Cooking is kind of a low-ceiling art.

How is cooking like other arts?

- people have taste, which differs
- people can enjoy making it
- you can pay someone to do it, or get paid to do it (of course, doing this with food is much more common than other arts)
- for better or worse, there’s a celebrity culture around it (for worse, IMO, but w/e)
- it’s all around us (music and visual arts are all around us in some form. architecture, at least.)

How is cooking unlike other arts?

- it’s very easy to understand, at least at a low level. (most people can get some enjoyment out of a fancy steak or a nice salad, even if they don’t love it, while there are lots of paintings and music that people just don’t care about.)
- we have to at least consume it ~3x/day, while you might go your whole life without going to an art museum. Similarly, most of us make it at least sometimes, while most people don’t paint/draw/play music/act/etc.
- unlike most arts, there’s a commodity aspect to it.
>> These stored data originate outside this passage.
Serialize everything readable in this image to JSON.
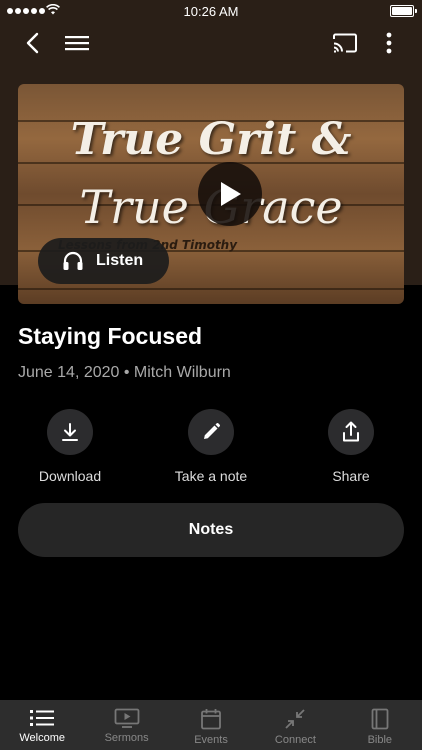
{
  "status_bar": {
    "time": "10:26 AM"
  },
  "header": {
    "back_icon": "chevron-left-icon",
    "menu_icon": "hamburger-icon",
    "cast_icon": "cast-icon",
    "more_icon": "more-vertical-icon"
  },
  "hero": {
    "title_line1": "True Grit &",
    "title_line2": "True Grace",
    "subtitle": "Lessons from 2nd Timothy",
    "listen_label": "Listen"
  },
  "sermon": {
    "title": "Staying Focused",
    "meta": "June 14, 2020 • Mitch Wilburn"
  },
  "actions": [
    {
      "label": "Download",
      "icon": "download-icon"
    },
    {
      "label": "Take a note",
      "icon": "pencil-icon"
    },
    {
      "label": "Share",
      "icon": "share-icon"
    }
  ],
  "notes_label": "Notes",
  "tabs": [
    {
      "label": "Welcome",
      "icon": "list-icon",
      "active": true
    },
    {
      "label": "Sermons",
      "icon": "play-screen-icon",
      "active": false
    },
    {
      "label": "Events",
      "icon": "calendar-icon",
      "active": false
    },
    {
      "label": "Connect",
      "icon": "collapse-arrows-icon",
      "active": false
    },
    {
      "label": "Bible",
      "icon": "book-icon",
      "active": false
    }
  ],
  "colors": {
    "background": "#000000",
    "header_bg": "#2a1f17",
    "button_bg": "#2c2c2e",
    "tab_bar_bg": "#2d2d2d",
    "meta_text": "#a9a9a9"
  }
}
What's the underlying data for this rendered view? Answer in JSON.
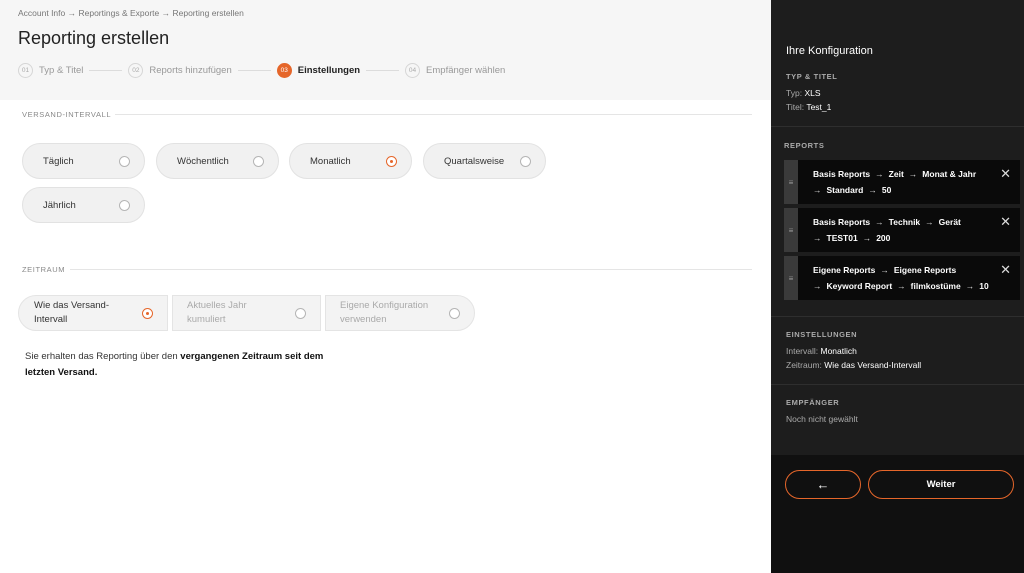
{
  "breadcrumb": "Account Info → Reportings & Exporte → Reporting erstellen",
  "page_title": "Reporting erstellen",
  "steps": [
    {
      "num": "01",
      "label": "Typ & Titel"
    },
    {
      "num": "02",
      "label": "Reports hinzufügen"
    },
    {
      "num": "03",
      "label": "Einstellungen"
    },
    {
      "num": "04",
      "label": "Empfänger wählen"
    }
  ],
  "active_step": "03",
  "versand": {
    "label": "Versand-Intervall",
    "options": [
      "Täglich",
      "Wöchentlich",
      "Monatlich",
      "Quartalsweise",
      "Jährlich"
    ],
    "selected": "Monatlich"
  },
  "zeitraum": {
    "label": "Zeitraum",
    "options": [
      {
        "line1": "Wie das Versand-",
        "line2": "Intervall"
      },
      {
        "line1": "Aktuelles Jahr",
        "line2": "kumuliert"
      },
      {
        "line1": "Eigene Konfiguration",
        "line2": "verwenden"
      }
    ],
    "selected_index": 0,
    "info_prefix": "Sie erhalten das Reporting über den ",
    "info_bold": "vergangenen Zeitraum seit dem letzten Versand."
  },
  "sidebar": {
    "title": "Ihre Konfiguration",
    "typ_titel": {
      "label": "Typ & Titel",
      "typ_key": "Typ:",
      "typ_value": "XLS",
      "titel_key": "Titel:",
      "titel_value": "Test_1"
    },
    "reports": {
      "label": "Reports",
      "items": [
        {
          "path": [
            "Basis Reports",
            "Zeit",
            "Monat & Jahr",
            "Standard",
            "50"
          ]
        },
        {
          "path": [
            "Basis Reports",
            "Technik",
            "Gerät",
            "TEST01",
            "200"
          ]
        },
        {
          "path": [
            "Eigene Reports",
            "Eigene Reports",
            "Keyword Report",
            "filmkostüme",
            "10"
          ]
        }
      ]
    },
    "einstellungen": {
      "label": "Einstellungen",
      "intervall_key": "Intervall:",
      "intervall_value": "Monatlich",
      "zeitraum_key": "Zeitraum:",
      "zeitraum_value": "Wie das Versand-Intervall"
    },
    "empfaenger": {
      "label": "Empfänger",
      "value": "Noch nicht gewählt"
    },
    "back_label": "←",
    "next_label": "Weiter"
  },
  "colors": {
    "accent": "#e5662a",
    "sidebar_bg": "#1d1d1d",
    "header_bg": "#f6f6f6"
  },
  "icons": {
    "drag_handle": "drag-handle-icon",
    "close": "close-icon",
    "back_arrow": "arrow-left-icon",
    "step_arrow": "arrow-right-icon"
  }
}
If someone said “I’m going to make a boring painting for you every day for a year”, that would provide very little value, but if they said “I’m going to make a boring food for you every day for a year”, I mean, free food! (Soylent sells, right?)
- consumption scales badly to many people. You and friends can all listen to music together, but you can’t eat the exact same bite of food. Ok, you can all eat the same dish, but if you want 5 or 500 people to eat it you have to do drastically different things - and there is absolutely no way 5 million people can eat it. Sure, 5 million people can all eat the same recipe, but that’s a parallel with all making and admiring a Sol Lewitt instructions-drawing.
- consumption is destructive. It’s kind of buddhist in that way - feels like a sand mandala, in that destroying it is part of making it. In this way it is like live music and theater, and unlike paintings or recorded music.
- supplies are very available. Compare the number of grocery stores to the number of art/music stores!
- supplies are very perishable.
- you can’t really share it online (or on TV or in a book) at all. (At least not yet.) All you can do is share instructions and photos, which are an exceptionally pale shadow of the real thing, compared to other arts.
- it is so often made for┬ásomeone. In food and other arts, if you say “I made this art for you”, it would probably convey deep emotion. The difference is, you rarely do that with other arts.

These qualities make me kinda like it. Feels like the art I should practice more, because it’s so ephemeral and embodied. In my normal life, I get too wrapped up in making things cerebral and permanent. Also, there’s side benefits: food.